For Podman there is available kube file. Run the project with:
podman kube play kube.yaml
For Docker there is a docker compose file. Environment config in compose file:
webhook- URL where info about new connected wireguard peer will be sentinterface- host interface on which wireguard is listeningfilter- BPF filter for wireguard traffic; containing protocol and wireguard listening port. default:udp and dst port 3000
docker compose up
Project also runs locally.
go build -o app
sudo ./app
To run tests:
# Skips live test
go test -v ./...
# Including live test
go test -v ./... -args -live
Netfilter logging is used for packet notification by default (NFLogMonitor). This works by opening a unix socket via netlink library that listens on a specific group (group 1 set as default) for messages. To properly utilize this feature there are two important components:
- wgmon configured to listen via nflog
- nftables or iptables that log packets via nflog to group
Here's an example on how to make this work. On nftables side (operating system level) execute:
nft create table inet filter
nft create chain inet filter input { type filter hook input priority 0 \; }
nft add rule inet filter input udp dport 3000 log group 1 snaplen 65535 prefix "Received packet on udp port 3000"
This rule instructs nftables to log UDP packets received on port 3000 to nflog group 1. All unix sockets bound to nflog group 1 will receive a packet once it hits port 3000. The firewall component can be easily covered with wireguard's PostUp options in configuration. Here's an example server configuration:
[Interface]
Address = 10.10.10.1/24
ListenPort = 3000
PrivateKey = <PRIVATE_KEY>
PostUp = nft add table inet wgmon
PostUp = nft add chain inet wgmon input { type filter hook input priority 0 \; policy drop \; }
PostUp = nft add rule inet wgmon input udp dport 3000 log group 1 snaplen 65535
PostUp = nft add rule inet wgmon input ct state established,related accept
PostUp = nft add rule inet wgmon input udp dport 3000 accept
PostDown = nft delete table inet wgmon
[Peer]
PublicKey = <PUBLIC_KEY>
AllowedIPs = 10.10.10.2/32
Small demonstration of the netfilter logging feature with simple log that writes packets in kernel log:
$ nft list ruleset
table inet filter {
chain input {
type filter hook input priority filter; policy accept;
tcp dport 8888 log prefix "Received packet on TCP 8888" snaplen 65535
}
}
$ curl 127.0.0.1:8888
curl: (7) Failed to connect to 127.0.0.1 port 8888 after 0 ms: Couldn't connect to server
$ dmesg | tail -n 1
[116252.891085] Received packet on TCP 8888IN=lo OUT= MAC=00:00:00:00:00:00:00:00:00:00:00:00:08:00 SRC=127.0.0.1 DST=127.0.0.1 LEN=60 TOS=0x00 PREC=0x00 TTL=64 ID=34489 DF PROTO=TCP SPT=56672 DPT=8888 WINDOW=65495 RES=0x00 SYN URGP=0
This approach is not much different than firewall logging packets into a file. The difference is that, with group, all packets are sent directly to listening sockets removing the need for intermediate files or opening PCAP handles with filters to sniff traffic.

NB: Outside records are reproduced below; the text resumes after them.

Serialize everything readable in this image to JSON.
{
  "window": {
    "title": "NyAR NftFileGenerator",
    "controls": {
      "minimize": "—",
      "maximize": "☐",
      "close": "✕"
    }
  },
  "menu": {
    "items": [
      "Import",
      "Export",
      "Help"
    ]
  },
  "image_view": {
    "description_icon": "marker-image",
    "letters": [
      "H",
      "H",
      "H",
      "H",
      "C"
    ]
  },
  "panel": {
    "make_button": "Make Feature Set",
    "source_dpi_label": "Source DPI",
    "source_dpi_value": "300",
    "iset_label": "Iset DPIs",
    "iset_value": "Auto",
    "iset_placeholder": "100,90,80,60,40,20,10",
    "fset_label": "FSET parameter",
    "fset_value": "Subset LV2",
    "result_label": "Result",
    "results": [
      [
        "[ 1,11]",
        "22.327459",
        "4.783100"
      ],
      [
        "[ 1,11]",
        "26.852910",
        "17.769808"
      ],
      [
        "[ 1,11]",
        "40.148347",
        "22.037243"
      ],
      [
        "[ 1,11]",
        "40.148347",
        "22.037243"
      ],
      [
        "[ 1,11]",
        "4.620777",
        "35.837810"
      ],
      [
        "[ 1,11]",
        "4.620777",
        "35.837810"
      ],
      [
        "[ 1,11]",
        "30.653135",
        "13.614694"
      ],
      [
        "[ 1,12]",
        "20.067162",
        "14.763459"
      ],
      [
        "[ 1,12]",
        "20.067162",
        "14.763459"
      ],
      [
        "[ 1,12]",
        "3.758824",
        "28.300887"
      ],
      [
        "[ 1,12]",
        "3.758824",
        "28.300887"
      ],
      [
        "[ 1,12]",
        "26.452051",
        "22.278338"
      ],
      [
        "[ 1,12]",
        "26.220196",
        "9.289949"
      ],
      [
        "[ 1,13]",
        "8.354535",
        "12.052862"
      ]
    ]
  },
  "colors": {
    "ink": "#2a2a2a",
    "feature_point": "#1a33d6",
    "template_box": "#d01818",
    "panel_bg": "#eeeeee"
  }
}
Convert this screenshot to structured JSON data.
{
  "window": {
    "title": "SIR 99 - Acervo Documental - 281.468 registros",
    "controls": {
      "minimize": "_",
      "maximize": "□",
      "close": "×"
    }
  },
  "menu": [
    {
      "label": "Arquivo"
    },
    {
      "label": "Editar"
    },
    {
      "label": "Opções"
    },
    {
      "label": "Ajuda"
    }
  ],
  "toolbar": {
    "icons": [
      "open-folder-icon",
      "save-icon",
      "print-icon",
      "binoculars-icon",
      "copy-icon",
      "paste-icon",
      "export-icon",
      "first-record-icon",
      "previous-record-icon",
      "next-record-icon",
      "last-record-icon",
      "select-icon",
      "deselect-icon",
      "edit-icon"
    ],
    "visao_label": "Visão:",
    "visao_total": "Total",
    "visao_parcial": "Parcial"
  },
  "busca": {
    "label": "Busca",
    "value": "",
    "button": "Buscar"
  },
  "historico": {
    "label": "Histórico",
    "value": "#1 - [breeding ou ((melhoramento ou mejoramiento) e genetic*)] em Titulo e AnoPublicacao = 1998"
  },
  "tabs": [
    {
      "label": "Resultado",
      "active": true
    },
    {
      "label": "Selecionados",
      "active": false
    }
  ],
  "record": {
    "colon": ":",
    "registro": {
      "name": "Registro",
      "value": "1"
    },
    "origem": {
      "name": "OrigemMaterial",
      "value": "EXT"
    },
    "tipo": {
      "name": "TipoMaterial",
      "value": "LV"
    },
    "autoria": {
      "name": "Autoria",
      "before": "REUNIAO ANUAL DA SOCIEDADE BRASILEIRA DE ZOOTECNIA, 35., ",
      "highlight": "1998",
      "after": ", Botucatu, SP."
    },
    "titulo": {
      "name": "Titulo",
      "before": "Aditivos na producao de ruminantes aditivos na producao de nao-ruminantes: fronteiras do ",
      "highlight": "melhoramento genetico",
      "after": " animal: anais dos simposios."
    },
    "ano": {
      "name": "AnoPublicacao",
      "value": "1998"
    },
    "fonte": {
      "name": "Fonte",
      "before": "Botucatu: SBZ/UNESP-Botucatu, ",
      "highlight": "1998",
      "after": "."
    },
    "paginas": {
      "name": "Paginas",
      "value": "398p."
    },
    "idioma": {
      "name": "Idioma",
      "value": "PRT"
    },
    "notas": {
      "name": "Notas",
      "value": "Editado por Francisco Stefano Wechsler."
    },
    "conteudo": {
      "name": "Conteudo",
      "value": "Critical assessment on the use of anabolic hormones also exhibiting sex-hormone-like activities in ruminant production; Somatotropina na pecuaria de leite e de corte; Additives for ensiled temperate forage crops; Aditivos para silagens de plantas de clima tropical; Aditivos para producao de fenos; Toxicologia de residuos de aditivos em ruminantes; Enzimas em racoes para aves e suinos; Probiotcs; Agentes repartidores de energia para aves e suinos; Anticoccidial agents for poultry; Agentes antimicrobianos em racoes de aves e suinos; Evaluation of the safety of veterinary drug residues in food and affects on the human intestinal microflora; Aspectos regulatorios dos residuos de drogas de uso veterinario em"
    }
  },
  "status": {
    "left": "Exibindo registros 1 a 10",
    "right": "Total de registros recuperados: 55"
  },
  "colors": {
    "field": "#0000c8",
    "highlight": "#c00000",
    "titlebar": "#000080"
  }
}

If wgmon is configured with monitor=nflog and group=1 (both defaults), it will receive incoming packets which trigger tracking of wireguard connections.
In case netfilter logging is not available, BPF can be used as fallback (BPFMonitor). This approach opens a PCAP handle with minimal filter to capture incoming packets which trigger tracking of wireguard connections.

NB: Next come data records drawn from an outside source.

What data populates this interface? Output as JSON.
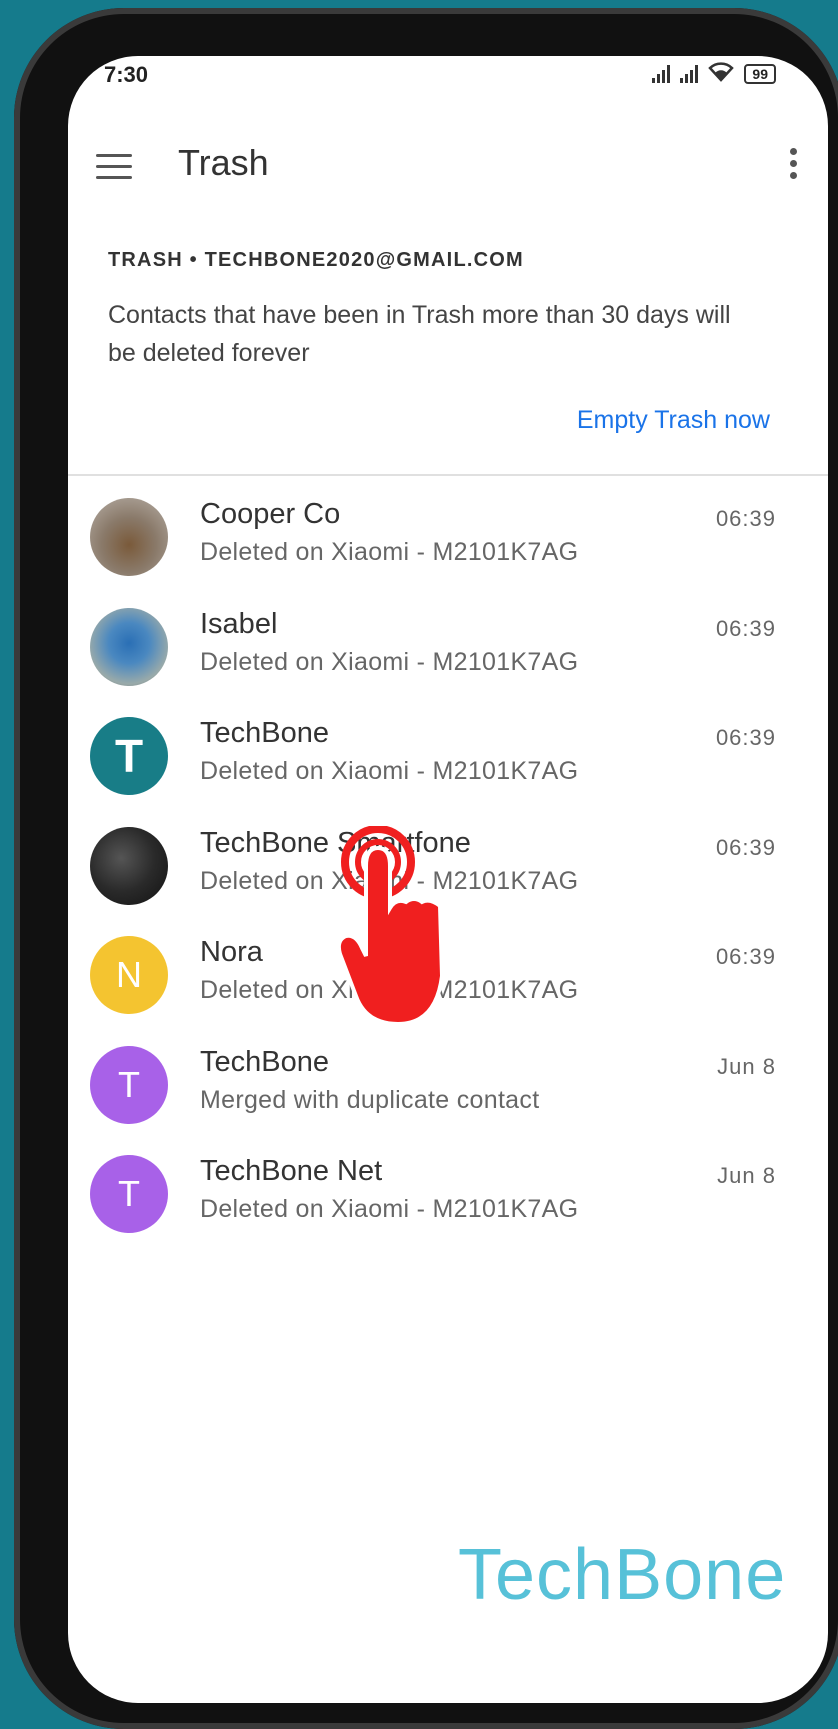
{
  "status_bar": {
    "time": "7:30",
    "battery": "99"
  },
  "app_bar": {
    "title": "Trash"
  },
  "account_label": "TRASH • TECHBONE2020@GMAIL.COM",
  "info_text": "Contacts that have been in Trash more than 30 days will be deleted forever",
  "empty_trash_label": "Empty Trash now",
  "contacts": [
    {
      "name": "Cooper Co",
      "subtitle": "Deleted on Xiaomi - M2101K7AG",
      "time": "06:39",
      "avatar_letter": "",
      "avatar_color": "#8a7a6a"
    },
    {
      "name": "Isabel",
      "subtitle": "Deleted on Xiaomi - M2101K7AG",
      "time": "06:39",
      "avatar_letter": "",
      "avatar_color": "#6b8fb0"
    },
    {
      "name": "TechBone",
      "subtitle": "Deleted on Xiaomi - M2101K7AG",
      "time": "06:39",
      "avatar_letter": "T",
      "avatar_color": "#187d87"
    },
    {
      "name": "TechBone Smartfone",
      "subtitle": "Deleted on Xiaomi - M2101K7AG",
      "time": "06:39",
      "avatar_letter": "",
      "avatar_color": "#2a2a2a"
    },
    {
      "name": "Nora",
      "subtitle": "Deleted on Xiaomi - M2101K7AG",
      "time": "06:39",
      "avatar_letter": "N",
      "avatar_color": "#f4c430"
    },
    {
      "name": "TechBone",
      "subtitle": "Merged with duplicate contact",
      "time": "Jun 8",
      "avatar_letter": "T",
      "avatar_color": "#a861e8"
    },
    {
      "name": "TechBone Net",
      "subtitle": "Deleted on Xiaomi - M2101K7AG",
      "time": "Jun 8",
      "avatar_letter": "T",
      "avatar_color": "#a861e8"
    }
  ],
  "watermark": "TechBone"
}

In case of BPF filter, there are no additional components involved as everything is handled by wgmon, with a downside that live packet capture is usually considered heavier on resources.
For this to work wgmon must be configured with monitor=bpf and appropriate interface and filter. Use your public facing interface (eth0 is set as default) and filter that captures only the wireguard listening port (udp and dst port 3000 is set as default).